The Perfect Husband - Lisa Gardner [69]
Postmortem lividity was most pronounced in the head, above the ligature line, and in the arms and lower legs, indicating that she’d been hanged. Around the knotted nylons, ruptured blood vessels had turned her neck black and blue. Petechial hemorrhages had darkened the whites of her eyes bloodred.
The back of her head was thick with blood and gray matter. The walls bore the spray pattern. Beckett had strangled her to death, dropped her down, then beaten her with a blunt wooden instrument. Typical homicidal overkill.
Thirteen victims later, Beckett’s rage was only growing worse.
Shelly Zane’s body was already outlined with chalk, unusual for this early in the evidence-gathering process. Behind him, Lieutenant Berttelli was raking a young officer over the coals for it. Probably the officer who’d arrived on the scene first.
“What the fuck were you thinkin’?” the lieutenant was screaming. “Didn’t they reach you to never mess with the crime scene until the photos are taken? What am I supposed to tell the DA now? I got a bunch of fucking photos of a fucking outlined corpse that no fucking judge is gonna admit as evidence.”
“I swear, I didn’t do it—”
“Well, it wasn’t the fucking chalk fairy.”
“Beckett,” Quincy said calmly. Lieutenant Berttelli shut up long enough to pay attention. “Beckett knows the rules of evidence,” Quincy continued. “And he likes to mess with our minds.”
Quincy’s gaze came to rest on the note pinned to Shelly Zane’s stomach.
“The officers left it for you,” Lieutenant Houlihan supplied.
The note had his name on it.

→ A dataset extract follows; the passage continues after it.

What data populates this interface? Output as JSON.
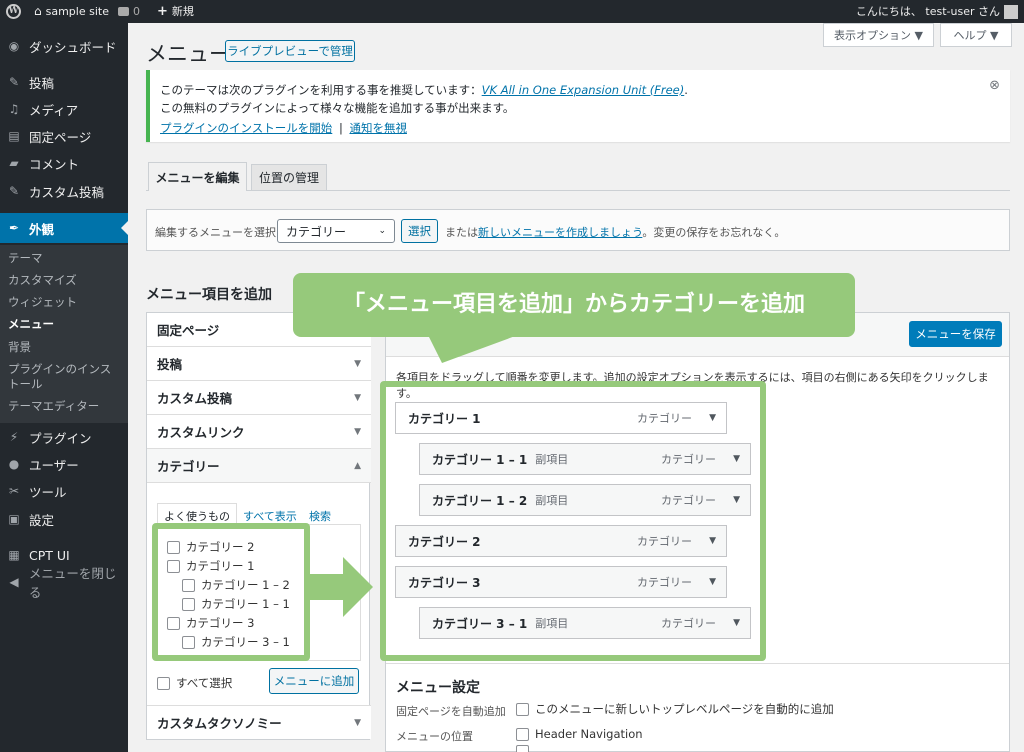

It said in simple block letters: SHE WAS NO LONGER OF USE TO ME.
Quincy rose. “He’s on the move.”
“You think he’s going after Tess?”
“Yes.”
“We should call and warn her.”
Quincy eyed him sharply. “I thought you didn’t know where she was.”
Lieutenant Houlihan shifted. “I don’t personally know where she is, but I know who does.”
“And you would contact this person and he would contact her?”
“Yeah, something like that.”
Quincy nodded. “Lieutenant Houlihan, absolutely, positively, do not do that.”
“What?”
He gestured at the note, and for the first time Houlihan caught the anger simmering in his eyes. “Don’t you recognize those words? Do you think it’s mere coincidence that he’s using the same phrase I used in the briefing one week ago?”
Houlihan blanched. “Holy shit.”
“Do you see now how much he’s toying with us? That note is a lie, Lieutenant. Because Shelly Zane is still useful to him. You react to her murder. You break the silence, you contact the person, who contacts Tess—”
“Which is exactly what he’s waiting for us to do. He’s watching us, hiding wherever the hell he hides. The minute we break silence, he’ll have her. Holy shit.”
Houlihan looked as if he’d gained ten years in ten seconds. Quincy figured he looked the same.
“Tess was right to go out on her own. We are absolutely, positively, dangerous to her. Beckett’s too close for us to see, he hides in our wake. And he’s not going to stop until he finds her. He’s got his message in mind, but his ultimate target, his ultimate goal, is killing Tess.”
Houlihan looked at the blond corpse on the bathroom floor. He stared at the note piercing her skin. “God, I hate this job.”
“Me too, Lieutenant. Me too.”
THE YOUNG, SOMBER-FACED man walked into task force headquarters, went straight to the officer on duty, and flashed his badge. “Detective Beaumont,” he introduced himself. “I’m from Bristol County and I have an urgent message for Lieutenant Houlihan.”